Boekrecensie

Titel: Gelders gekookt, deel I
Auteur: Humphrey Ottenhof
Uitgeverij: Project DWZ-MAW
Zevenaar, 1998

Recensie door Christine Brandenburg - 13 januari 1999

Aandacht voor de regionale keuken

Veel recepten in hedendaagse kookboeken vinden hun oorsprong in de internationale culinaire wereld. Toch is ook een grote hang naar de ouderwetse, streekgebonden eetcultuur van vroeger te bespeuren. Niet alleen worden in ”kookland” Italië typische streekrecepten van oude Toscaanse boerinnen voor uitsterven behoed door publicatie ervan in vaak prachtige kookboeken, ook in ons land bestaat steeds meer belangstelling voor de regionale keuken.

Zo is Humphrey Ottenhof heel Gelderland doorgetrokken om recepten op te tekenen uit de mond van Gelderse autochtonen die al generaties lang volgens tradities koken. Het resultaat hiervan is, behalve een kookboek, ook een kroniek van een bijna verloren gegane tijd op het Gelderse platteland. Ottenhof laat de mensen in hun eigen, onvervalste dialect aan het woord.
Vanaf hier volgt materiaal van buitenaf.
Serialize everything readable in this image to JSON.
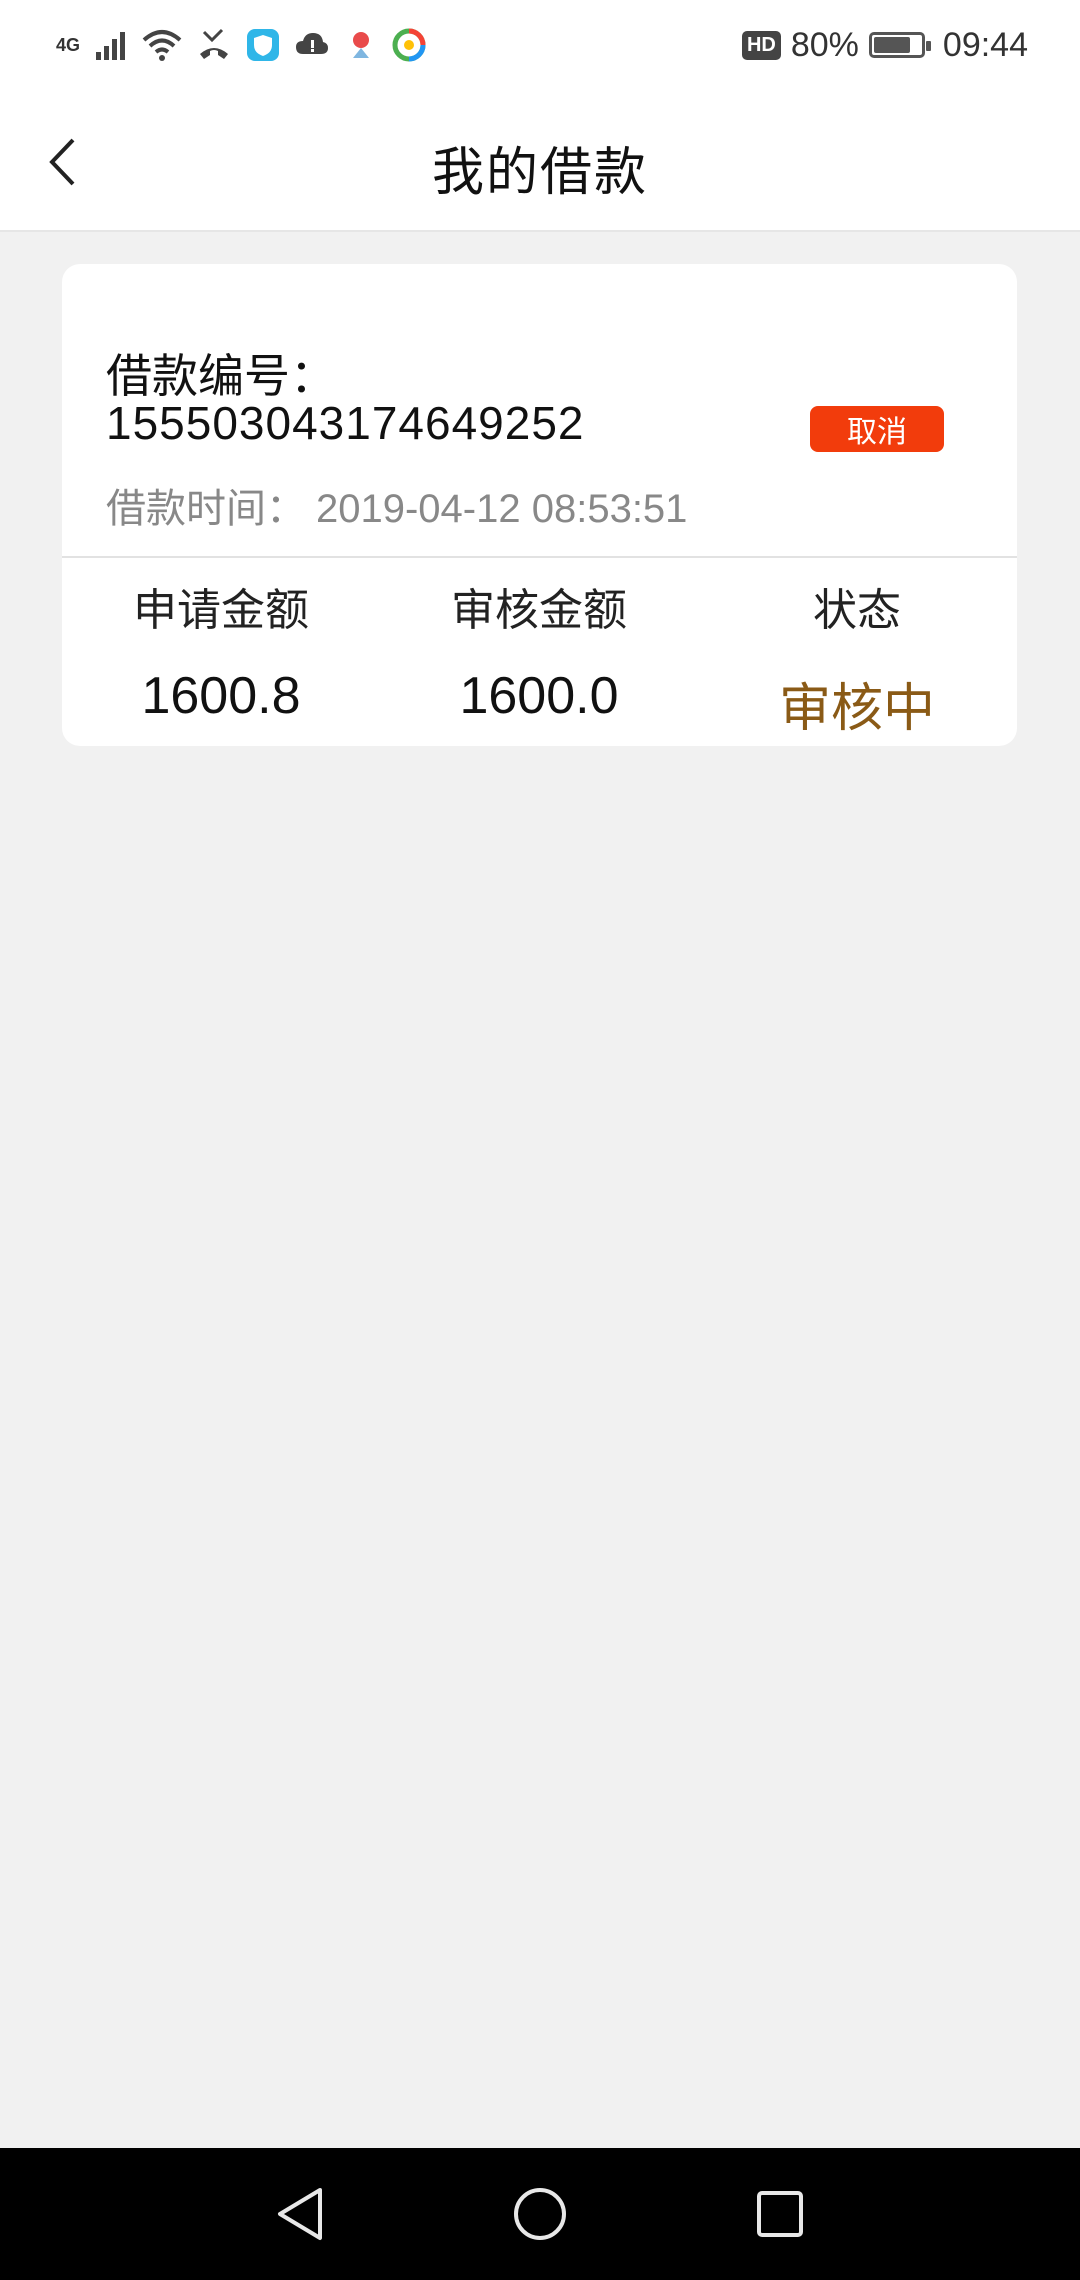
{
  "status_bar": {
    "network": "4G",
    "battery_percent": "80%",
    "battery_level": 0.8,
    "hd_label": "HD",
    "time": "09:44",
    "icons": [
      "signal-icon",
      "wifi-icon",
      "missed-call-icon",
      "shield-app-icon",
      "cloud-icon",
      "map-pin-app-icon",
      "browser-app-icon"
    ]
  },
  "header": {
    "title": "我的借款"
  },
  "loan_card": {
    "number_label": "借款编号：",
    "number_value": "155503043174649252",
    "cancel_label": "取消",
    "time_label": "借款时间：",
    "time_value": "2019-04-12 08:53:51",
    "columns": [
      {
        "header": "申请金额",
        "value": "1600.8"
      },
      {
        "header": "审核金额",
        "value": "1600.0"
      },
      {
        "header": "状态",
        "value": "审核中"
      }
    ]
  },
  "colors": {
    "accent_red": "#f23c0c",
    "status_brown": "#8a5a16",
    "background": "#f1f1f1"
  }
}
Met behulp van Anjolien Frederiks, die een kookschool drijft in Oosterbeek, werden de recepten voor publicatie geschikt gemaakt of aan de hedendaagse smaak aangepast. Wie wil nog van een ”hele griezel” (varkenskop) ”heufdkeis” maken door de kop „vuuf uur in woater en zout” te koken? Frederiks geeft hiervoor een patérecept als meer hedendaagse variant op de verwerking van „slachtspul.”

Ook de stadsbrouwer uit Nijmegen en een tabaksspecialist uit Wageningen komen aan het woord om de maaltijd met een goed glas en de juiste sigaar te completeren.

Vele streekrecepten passeren de revue, zoals humkessoep, kruudmoes en heite bliksem. Sommige, zoals zure haring met bonen, moet men léren eten, zoals het onderschrift vermeldt.

Folklore
In het boek zijn wel aandoenlijke kiekjes opgenomen van degenen die recepten aangeleverd hebben, maar plaatjes van het beoogde eindresultaat ontbreken. De duidelijke receptuur, die gelukkig voornamelijk in algemeen Nederlands gesteld is, maakt het gemis aan culinaire foto's ruimschoots goed.

De liefhebber van folklore komt volledig aan zijn trekken als Dinie Hidding in haar eigen ”Zwiepse taal” sappig vertelt hoe ”pannekooke met wors” klaargemaakt moet worden. Door het overweldigende aanbod van recepten is deel II in de maak.